しとしとと落ちる雨垂れをぼんやりとした頭で見詰めながら、
ずっと連絡がとれないままの彼の事を思っていた。
熱に浮かされた様な時期は既に過ぎ、
逢えなくなって泣き続けた日々も既に過ぎ。
考える時間だけはたっぷりあって、
その居た堪れない時間に、心を弄ばれるだけ弄ばれて。
考えてもどうにもならなかったので、電話も通じない彼に、一通のメールを。
せめて、あなたの誕生日の時ぐらいは逢えないだろうかと。
暫くして返って来た言葉は、「イイね。
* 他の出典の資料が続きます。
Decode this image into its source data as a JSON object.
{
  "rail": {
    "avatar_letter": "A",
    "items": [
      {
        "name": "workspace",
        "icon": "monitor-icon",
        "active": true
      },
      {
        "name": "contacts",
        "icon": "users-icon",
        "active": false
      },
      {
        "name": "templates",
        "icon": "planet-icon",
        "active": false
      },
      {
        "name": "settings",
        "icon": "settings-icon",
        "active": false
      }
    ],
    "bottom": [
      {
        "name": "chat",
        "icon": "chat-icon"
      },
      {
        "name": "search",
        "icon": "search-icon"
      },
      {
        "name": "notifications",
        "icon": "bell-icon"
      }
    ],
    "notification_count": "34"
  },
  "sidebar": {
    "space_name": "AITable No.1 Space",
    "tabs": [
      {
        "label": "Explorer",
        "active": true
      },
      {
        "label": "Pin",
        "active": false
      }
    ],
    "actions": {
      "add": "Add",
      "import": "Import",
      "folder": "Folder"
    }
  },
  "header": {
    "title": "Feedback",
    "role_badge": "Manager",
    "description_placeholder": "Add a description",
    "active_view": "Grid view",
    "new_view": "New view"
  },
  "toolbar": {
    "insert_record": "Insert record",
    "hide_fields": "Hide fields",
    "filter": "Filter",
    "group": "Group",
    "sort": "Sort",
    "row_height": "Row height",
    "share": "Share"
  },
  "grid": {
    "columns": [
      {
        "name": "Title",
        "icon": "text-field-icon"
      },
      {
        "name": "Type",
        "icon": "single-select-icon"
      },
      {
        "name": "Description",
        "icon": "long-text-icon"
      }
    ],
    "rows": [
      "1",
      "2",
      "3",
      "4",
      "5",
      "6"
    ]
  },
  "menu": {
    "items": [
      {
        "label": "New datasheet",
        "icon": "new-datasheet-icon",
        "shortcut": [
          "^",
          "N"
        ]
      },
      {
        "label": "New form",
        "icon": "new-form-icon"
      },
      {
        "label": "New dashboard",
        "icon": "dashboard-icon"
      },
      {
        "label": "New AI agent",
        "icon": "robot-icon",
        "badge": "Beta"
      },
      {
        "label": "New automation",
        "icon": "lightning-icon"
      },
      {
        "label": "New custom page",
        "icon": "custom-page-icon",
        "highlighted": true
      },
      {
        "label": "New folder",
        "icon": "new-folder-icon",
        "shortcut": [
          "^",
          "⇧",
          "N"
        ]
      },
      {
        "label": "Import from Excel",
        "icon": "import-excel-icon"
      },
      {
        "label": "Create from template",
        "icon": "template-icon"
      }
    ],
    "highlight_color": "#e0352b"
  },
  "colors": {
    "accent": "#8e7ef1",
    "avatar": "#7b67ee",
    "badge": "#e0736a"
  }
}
久し振りに逢おう!」。


あんなに降り続いていた雨が止んだ梅雨のある日。
彼がこの世に生を受け、何度目かのこの日。
数ヶ月振りに逢う彼は、まるで何事も無かったかのように笑っていた。


ずっと逢いたくて、逢いたくて、逢いたくてしょうがなかったのに、
彼の顔を見た途端、心のどこかで終わりを感じていた。
もうこの恋は、少なくとも彼の中では終わっていて、
それを認めたがらなかったのは、戀子だけだったという事。
隣りに並び、時折触れる腕から伝わる体温は、彼の冷えた心とは裏腹にしっとりと温かく。


それがどこまでも、戀子を物悲しくさせた。
最初で最後の、一緒にお祝いする彼の誕生日。


止んでいた雨がいつの間にか降り始め、肩を濡らし、そして冷やす。
これが最後。
これで本当に最期。
1つの恋が、雨の中で死に行きました。